Energy Futures Pull Back While Trading Slows Pending Weekly Inventory Report

Energy futures are cooling their heels after a strong start to the week as traders move into temporary wait and see mode ahead of the weekly inventory report and the latest Fed announcement later today. News that Russia was hinting at having to curtail oil production due to Ukraine’s continuous assault on its refining and port infrastructure seemed to be a big factor in Tuesday’s buying spree, while other reports suggesting China’s inventory stockpiling may be ending is giving reason to reconsider those bullish bets.

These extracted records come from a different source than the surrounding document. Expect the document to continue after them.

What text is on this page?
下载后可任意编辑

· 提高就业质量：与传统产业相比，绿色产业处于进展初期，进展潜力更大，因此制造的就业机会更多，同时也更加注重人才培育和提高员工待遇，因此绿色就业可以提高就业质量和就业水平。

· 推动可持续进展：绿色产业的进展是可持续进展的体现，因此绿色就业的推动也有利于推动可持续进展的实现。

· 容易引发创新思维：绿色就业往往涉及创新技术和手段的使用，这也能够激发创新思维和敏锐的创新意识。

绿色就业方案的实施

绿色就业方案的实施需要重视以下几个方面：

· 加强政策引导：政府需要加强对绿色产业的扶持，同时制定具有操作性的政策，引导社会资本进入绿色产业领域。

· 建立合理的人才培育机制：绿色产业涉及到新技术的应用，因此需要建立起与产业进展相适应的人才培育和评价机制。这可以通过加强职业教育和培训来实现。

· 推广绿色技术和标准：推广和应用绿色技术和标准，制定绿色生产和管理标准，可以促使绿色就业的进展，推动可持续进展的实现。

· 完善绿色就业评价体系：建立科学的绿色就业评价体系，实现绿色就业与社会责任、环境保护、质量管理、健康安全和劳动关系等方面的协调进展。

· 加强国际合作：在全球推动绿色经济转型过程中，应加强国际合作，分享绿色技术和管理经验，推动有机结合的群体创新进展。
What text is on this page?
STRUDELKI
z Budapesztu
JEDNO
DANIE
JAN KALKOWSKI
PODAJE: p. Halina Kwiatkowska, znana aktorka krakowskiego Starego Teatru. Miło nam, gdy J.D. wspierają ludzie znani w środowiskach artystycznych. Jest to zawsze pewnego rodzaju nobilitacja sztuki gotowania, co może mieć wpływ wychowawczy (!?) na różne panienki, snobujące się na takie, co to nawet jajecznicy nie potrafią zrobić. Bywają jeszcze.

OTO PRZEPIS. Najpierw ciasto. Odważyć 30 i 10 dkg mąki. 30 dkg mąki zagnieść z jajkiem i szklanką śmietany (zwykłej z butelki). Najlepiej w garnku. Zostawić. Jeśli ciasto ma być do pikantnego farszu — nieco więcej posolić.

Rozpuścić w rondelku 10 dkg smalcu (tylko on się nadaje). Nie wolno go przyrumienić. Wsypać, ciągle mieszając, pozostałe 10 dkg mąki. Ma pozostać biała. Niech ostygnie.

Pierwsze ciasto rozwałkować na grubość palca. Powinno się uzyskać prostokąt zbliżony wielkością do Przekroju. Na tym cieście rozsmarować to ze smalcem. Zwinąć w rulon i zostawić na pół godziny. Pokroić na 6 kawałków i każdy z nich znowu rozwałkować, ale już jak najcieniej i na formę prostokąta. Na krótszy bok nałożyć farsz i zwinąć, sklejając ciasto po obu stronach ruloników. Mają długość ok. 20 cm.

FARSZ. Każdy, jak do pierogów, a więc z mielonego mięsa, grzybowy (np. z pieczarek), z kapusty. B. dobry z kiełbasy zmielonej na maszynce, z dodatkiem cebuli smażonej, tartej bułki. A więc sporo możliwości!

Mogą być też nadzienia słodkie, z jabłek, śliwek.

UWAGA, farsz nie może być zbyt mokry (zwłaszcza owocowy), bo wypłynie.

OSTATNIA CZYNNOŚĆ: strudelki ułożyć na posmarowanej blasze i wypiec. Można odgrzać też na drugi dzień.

Not buying it? While futures had a strong start to the week, cash markets around the country seem less enthusiastic about a fall price rally. The biggest mover in basis values has come in the PNW where gasoline values plummeted more than 65 cents after the Olympic pipeline restarted late last week. Diesel values are also showing signs of lackluster interest in chasing the futures rally, with Mid-western differentials still holding at discounts despite the start of the harvest season which typically drives some of the strongest prices of the year.
The API estimated inventory draws for crude oil and gasoline last week of 3.4 million and 691,000 barrels respectively, while distillates were estimated to increase by 1.9 million barrels. The DOE’s weekly report is due out at its normal time this morning.
After the morning DOE report, the FOMC announcement at 1pm could also make for interesting trading. Everyone expects the FED to announce at least a 25 point rate cut today with the CME’s Fed-watch tool showing 100% probability bet on that outcome. The big question mark is whether or not the central bank signals more cuts to come, with 73% of the money this morning betting that we’ll see at least 3 cuts (or at least 75 basis points cut) prior to year end. With that much money already expecting a string of interest rate reductions, any signal to the contrary has the potential to create a bit of a temper tantrum in equity markets that have rallied to record highs in part due to expectations for lower rates.
Did the EPA just make up a new term? The agency is making 2 different proposals (“co-proposing”) to reallocate volumes exempted from the Renewable Fuel Standard when they recently exempted numerous small refineries from their obligations. One proposal is to reallocate 100% of the 2023-2025 exemptions (roughly 2.2 billion RINs) while the other reallocates 50% of the volume. Going forward, the EPA intends to automatically include the reallocated volumes in its annual calculation of obligations refiners use to comply with the standards. The agency will now have an open comment period through the month of October on its co-proposal, with a public hearing scheduled for Oct 1.
RINs had bounced almost a dime off of the 3 month low they reached last week prior to the announcement, and have gone quiet since as traders seem to be digesting the dual proposal, although it seems clear that the EPA under this administration has a much different take on the RFS than they did 7 years ago when their blanket approvals of small refinery exemptions helped push RIN values below $.20/RIN for the better part of 2 years.